In 2022, the duo accrued a total of Sh22.2 billion in dividends (equivalent to Sh1.39 per share) from their holdings. At that time, pegged at an exchange rate of 119.10 units per dollar, this translated to an impressive $186.7 million.

Fast forward to 2023, and the dynamics have shifted. Their dividend of Sh19.2 billion (Sh1.20 per share) has dropped to $134 million at the current dollar rate. This represents a $52.7 million (Sh7.6 billion) decline despite only a Sh3 billion decrease in shilling terms from the previous year.

Multinationals such as Vivo Energy Group Plc that report earnings in dollars for Kenya shilling have also not been immune from exchange rate fluctuations.

The parent company of Vivo Energy Kenya revealed a 20% gross profit decrease for the first half of the fiscal year. This has seen figures dwindle from $362 million during the same period last year to the current $288 million.

Now, coupled with high taxation by President Ruto’s administration, Kenya is likely to lose investors to neighbouring nations with a more stable currency and favourable business conditions.

Looking Ahead

In June of this year, the National Treasury forecasted a possible devaluation of the local unit to 150.76 by 2024 when settling its Eurobond.

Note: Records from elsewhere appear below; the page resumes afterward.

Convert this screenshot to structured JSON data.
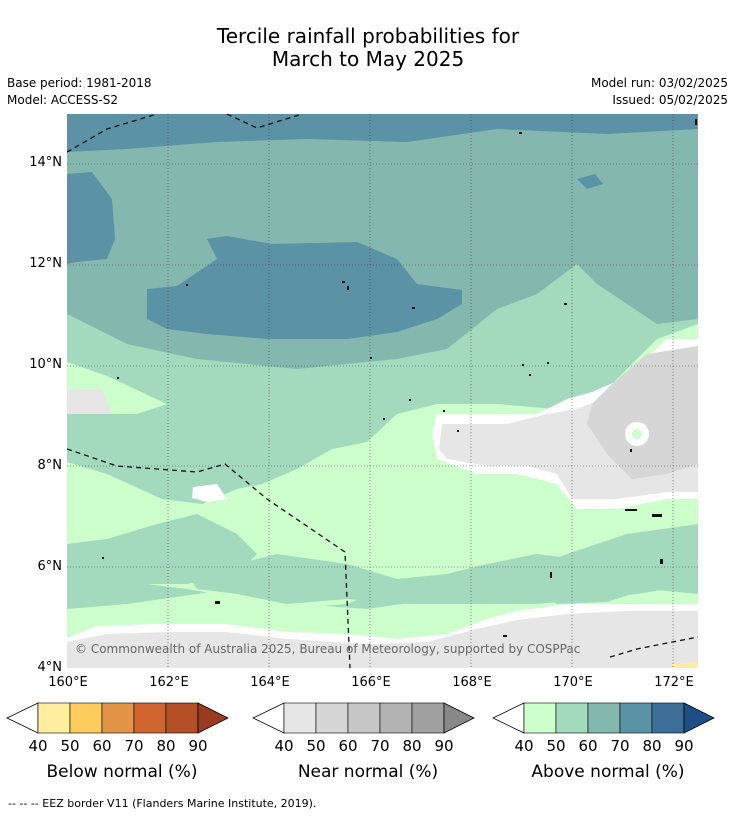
{
  "title": {
    "line1": "Tercile rainfall probabilities for",
    "line2": "March to May 2025"
  },
  "meta": {
    "base_period": "Base period: 1981-2018",
    "model": "Model: ACCESS-S2",
    "model_run": "Model run: 03/02/2025",
    "issued": "Issued: 05/02/2025"
  },
  "map": {
    "lat_labels": [
      "14°N",
      "12°N",
      "10°N",
      "8°N",
      "6°N",
      "4°N"
    ],
    "lon_labels": [
      "160°E",
      "162°E",
      "164°E",
      "166°E",
      "168°E",
      "170°E",
      "172°E"
    ],
    "copyright": "© Commonwealth of Australia 2025, Bureau of Meteorology, supported by COSPPac"
  },
  "colorbars": [
    {
      "title": "Below normal (%)",
      "ticks": [
        "40",
        "50",
        "60",
        "70",
        "80",
        "90"
      ],
      "colors": [
        "#ffeda0",
        "#fecc5c",
        "#e39446",
        "#cf6431",
        "#b54f28",
        "#9a3b21"
      ]
    },
    {
      "title": "Near normal (%)",
      "ticks": [
        "40",
        "50",
        "60",
        "70",
        "80",
        "90"
      ],
      "colors": [
        "#e6e6e6",
        "#d6d6d6",
        "#c6c6c6",
        "#b3b3b3",
        "#a0a0a0",
        "#888888"
      ]
    },
    {
      "title": "Above normal (%)",
      "ticks": [
        "40",
        "50",
        "60",
        "70",
        "80",
        "90"
      ],
      "colors": [
        "#ccffcc",
        "#a3d9bd",
        "#84b8ae",
        "#5b92a6",
        "#3d6f98",
        "#1d4f86"
      ]
    }
  ],
  "footnote": "--  --  -- EEZ border V11 (Flanders Marine Institute, 2019)."
}
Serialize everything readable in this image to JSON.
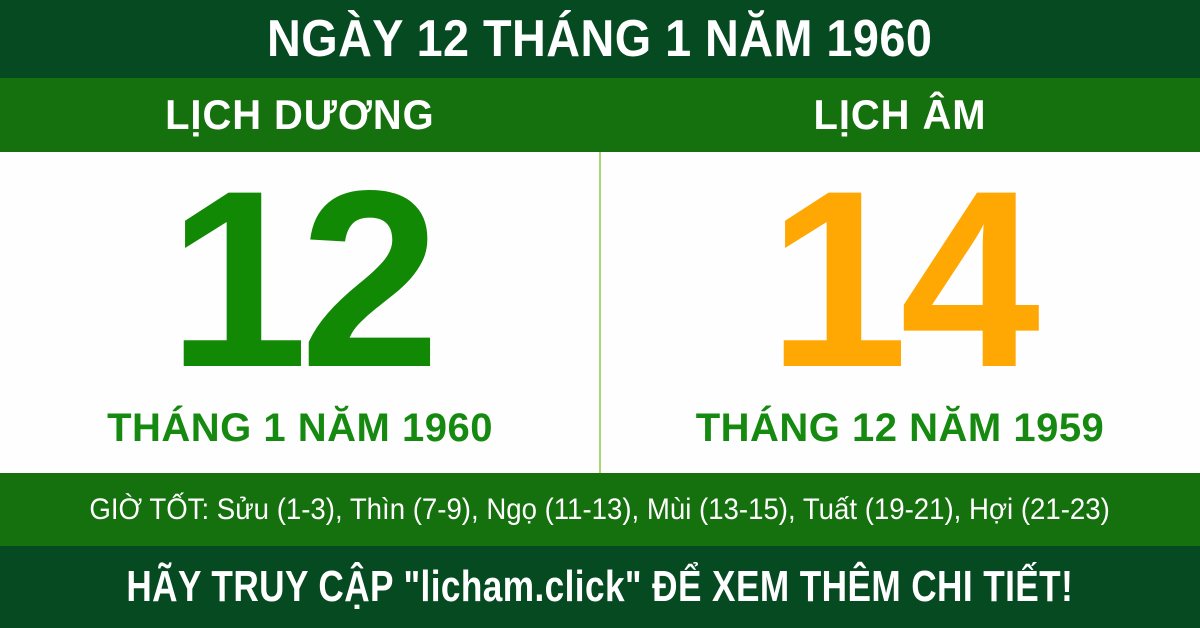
{
  "header": {
    "title": "NGÀY 12 THÁNG 1 NĂM 1960"
  },
  "calendar_columns": {
    "solar": {
      "heading": "LỊCH DƯƠNG",
      "day": "12",
      "month_year": "THÁNG 1 NĂM 1960"
    },
    "lunar": {
      "heading": "LỊCH ÂM",
      "day": "14",
      "month_year": "THÁNG 12 NĂM 1959"
    }
  },
  "good_hours": {
    "text": "GIỜ TỐT: Sửu (1-3), Thìn (7-9), Ngọ (11-13), Mùi (13-15), Tuất (19-21), Hợi (21-23)"
  },
  "footer": {
    "message": "HÃY TRUY CẬP \"licham.click\" ĐỂ XEM THÊM CHI TIẾT!",
    "website": "licham.click"
  },
  "colors": {
    "dark_green": "#064a21",
    "bar_green": "#15700e",
    "solar_day_green": "#118905",
    "month_text_green": "#168a10",
    "lunar_day_orange": "#ffa703",
    "divider_light_green": "#a8d874",
    "panel_white": "#fefefe",
    "text_white": "#ffffff"
  }
}
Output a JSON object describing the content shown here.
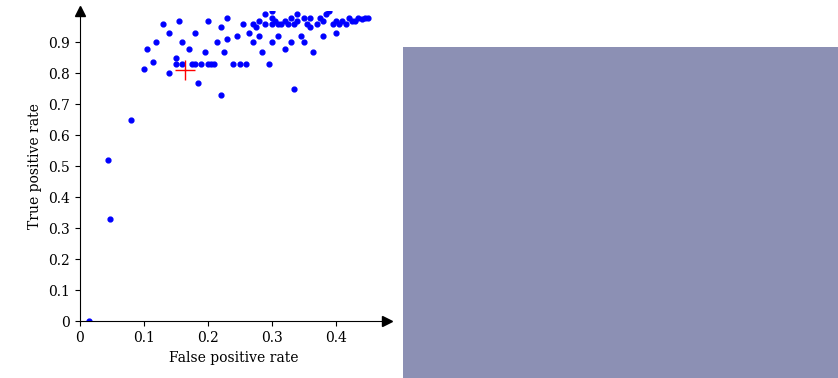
{
  "chart_data": {
    "type": "scatter",
    "x_label": "False positive rate",
    "y_label": "True positive rate",
    "xlim": [
      0,
      0.48
    ],
    "ylim": [
      0,
      1.0
    ],
    "xticks": [
      0,
      0.1,
      0.2,
      0.3,
      0.4
    ],
    "yticks": [
      0,
      0.1,
      0.2,
      0.3,
      0.4,
      0.5,
      0.6,
      0.7,
      0.8,
      0.9
    ],
    "grid": false,
    "series": [
      {
        "color": "#0000ff",
        "marker": "o",
        "x": [
          0.015,
          0.045,
          0.048,
          0.08,
          0.1,
          0.105,
          0.115,
          0.12,
          0.13,
          0.14,
          0.14,
          0.15,
          0.15,
          0.155,
          0.16,
          0.16,
          0.17,
          0.175,
          0.18,
          0.18,
          0.185,
          0.19,
          0.195,
          0.2,
          0.2,
          0.205,
          0.21,
          0.215,
          0.22,
          0.22,
          0.225,
          0.23,
          0.23,
          0.24,
          0.245,
          0.25,
          0.255,
          0.26,
          0.265,
          0.27,
          0.27,
          0.275,
          0.28,
          0.28,
          0.285,
          0.29,
          0.29,
          0.295,
          0.3,
          0.3,
          0.3,
          0.3,
          0.305,
          0.31,
          0.31,
          0.315,
          0.32,
          0.32,
          0.325,
          0.33,
          0.33,
          0.335,
          0.335,
          0.34,
          0.34,
          0.345,
          0.35,
          0.35,
          0.355,
          0.36,
          0.36,
          0.365,
          0.37,
          0.375,
          0.38,
          0.38,
          0.385,
          0.39,
          0.395,
          0.4,
          0.4,
          0.405,
          0.41,
          0.415,
          0.42,
          0.425,
          0.43,
          0.435,
          0.44,
          0.445,
          0.45
        ],
        "values": [
          0.0,
          0.52,
          0.33,
          0.65,
          0.815,
          0.88,
          0.835,
          0.9,
          0.96,
          0.8,
          0.93,
          0.85,
          0.83,
          0.97,
          0.83,
          0.9,
          0.88,
          0.83,
          0.83,
          0.93,
          0.77,
          0.83,
          0.87,
          0.83,
          0.97,
          0.83,
          0.83,
          0.9,
          0.73,
          0.95,
          0.87,
          0.98,
          0.91,
          0.83,
          0.92,
          0.83,
          0.96,
          0.83,
          0.93,
          0.9,
          0.96,
          0.95,
          0.92,
          0.97,
          0.87,
          0.96,
          0.99,
          0.83,
          0.96,
          0.98,
          0.9,
          1.0,
          0.97,
          0.96,
          0.92,
          0.96,
          0.97,
          0.88,
          0.96,
          0.98,
          0.9,
          0.75,
          0.96,
          0.97,
          0.99,
          0.92,
          0.98,
          0.9,
          0.96,
          0.95,
          0.98,
          0.87,
          0.96,
          0.98,
          0.97,
          0.92,
          0.99,
          1.0,
          0.96,
          0.97,
          0.93,
          0.96,
          0.97,
          0.96,
          0.98,
          0.97,
          0.97,
          0.98,
          0.975,
          0.98,
          0.98
        ]
      },
      {
        "color": "#ff0000",
        "marker": "+",
        "x": [
          0.165
        ],
        "values": [
          0.81
        ]
      }
    ]
  }
}
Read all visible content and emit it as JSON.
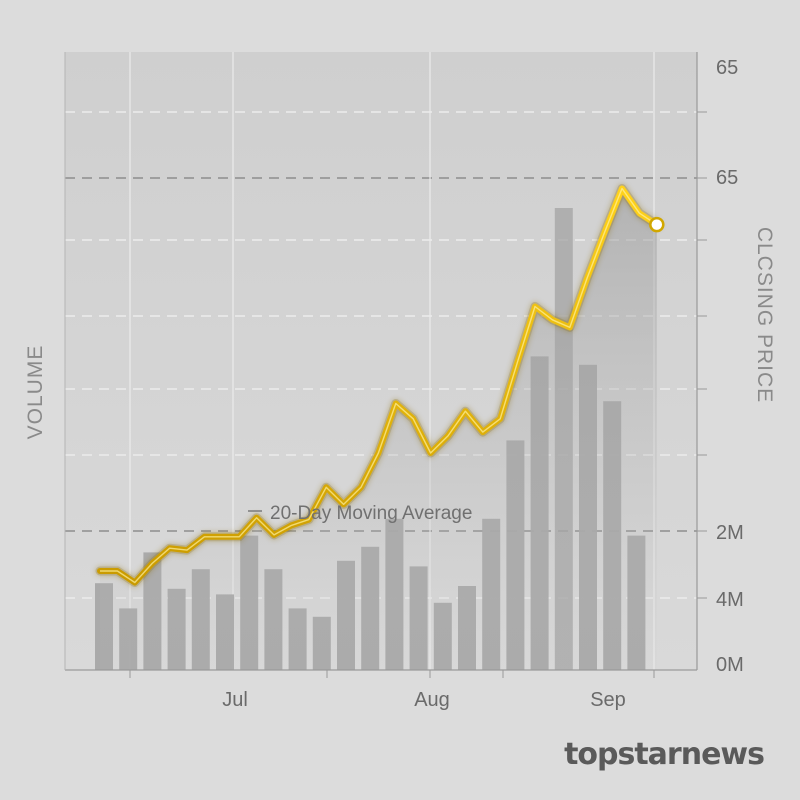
{
  "chart_data": {
    "type": "line",
    "title": "",
    "x_ticks": [
      "Jul",
      "Aug",
      "Sep"
    ],
    "ylabel_left": "VOLUME",
    "ylabel_right": "CLCSING PRICE",
    "price_tick_labels": [
      "65",
      "65"
    ],
    "volume_tick_labels": [
      "2M",
      "4M",
      "0M"
    ],
    "legend_label": "20-Day Moving Average",
    "series": [
      {
        "type": "line",
        "color": "#e3b600",
        "values": [
          30.2,
          30.2,
          29.6,
          30.6,
          31.4,
          31.3,
          32.0,
          32.0,
          32.0,
          33.0,
          32.1,
          32.6,
          32.9,
          34.6,
          33.7,
          34.6,
          36.4,
          39.0,
          38.2,
          36.4,
          37.3,
          38.6,
          37.5,
          38.2,
          41.2,
          44.1,
          43.4,
          43.0,
          45.6,
          48.0,
          50.3,
          49.0,
          48.4
        ]
      },
      {
        "type": "bar",
        "color": "#a8a8a8",
        "values": [
          1.55,
          1.1,
          2.1,
          1.45,
          1.8,
          1.35,
          2.4,
          1.8,
          1.1,
          0.95,
          1.95,
          2.2,
          2.7,
          1.85,
          1.2,
          1.5,
          2.7,
          4.1,
          5.6,
          8.25,
          5.45,
          4.8,
          2.4
        ]
      }
    ],
    "y_price_range": [
      25,
      56
    ],
    "y_volume_range": [
      0,
      10
    ],
    "grid": true
  },
  "brand": {
    "name": "topstarnews"
  }
}
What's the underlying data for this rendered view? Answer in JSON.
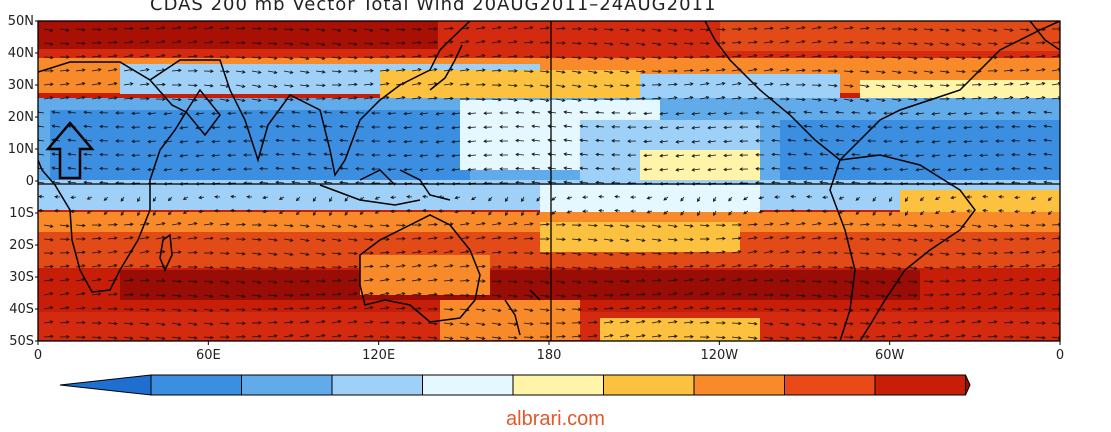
{
  "title": "CDAS 200 mb Vector Total Wind 20AUG2011–24AUG2011",
  "watermark": "albrari.com",
  "lat_labels": [
    "50N",
    "40N",
    "30N",
    "20N",
    "10N",
    "0",
    "10S",
    "20S",
    "30S",
    "40S",
    "50S"
  ],
  "lon_labels": [
    "0",
    "60E",
    "120E",
    "180",
    "120W",
    "60W",
    "0"
  ],
  "colorbar_colors": [
    "#1e6fd0",
    "#3b8ee0",
    "#62abeb",
    "#9fd0f7",
    "#e6f8ff",
    "#fff4a8",
    "#fdc140",
    "#f98a2a",
    "#ea4a18",
    "#c81e08",
    "#9a0c06"
  ],
  "colors": {
    "strong_blue": "#2f7fd9",
    "light_blue": "#a9d4f7",
    "pale": "#eaf7ff",
    "yellow": "#fff4a8",
    "orange": "#f98a2a",
    "red": "#d42a10",
    "dark_red": "#9a0c06"
  },
  "icons": {
    "annotation": "up-arrow-outline-icon"
  }
}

Surprisingly, this has manifested faster than anticipated, with the current exchange rate at 154.43 shillings per dollar.

For the average Kenyan, the impact is immediate and tangible. The surge in the cost of imported goods and services amplifies the strain on household budgets, leading to a diminished quality of life.

Local and international businesses also find themselves navigating choppy waters, compelled to reevaluate strategies to stay afloat.

Prof Iraki says that the Kenya government must take decisive measures to stabilize the currency with predictable laws and restore investor confidence.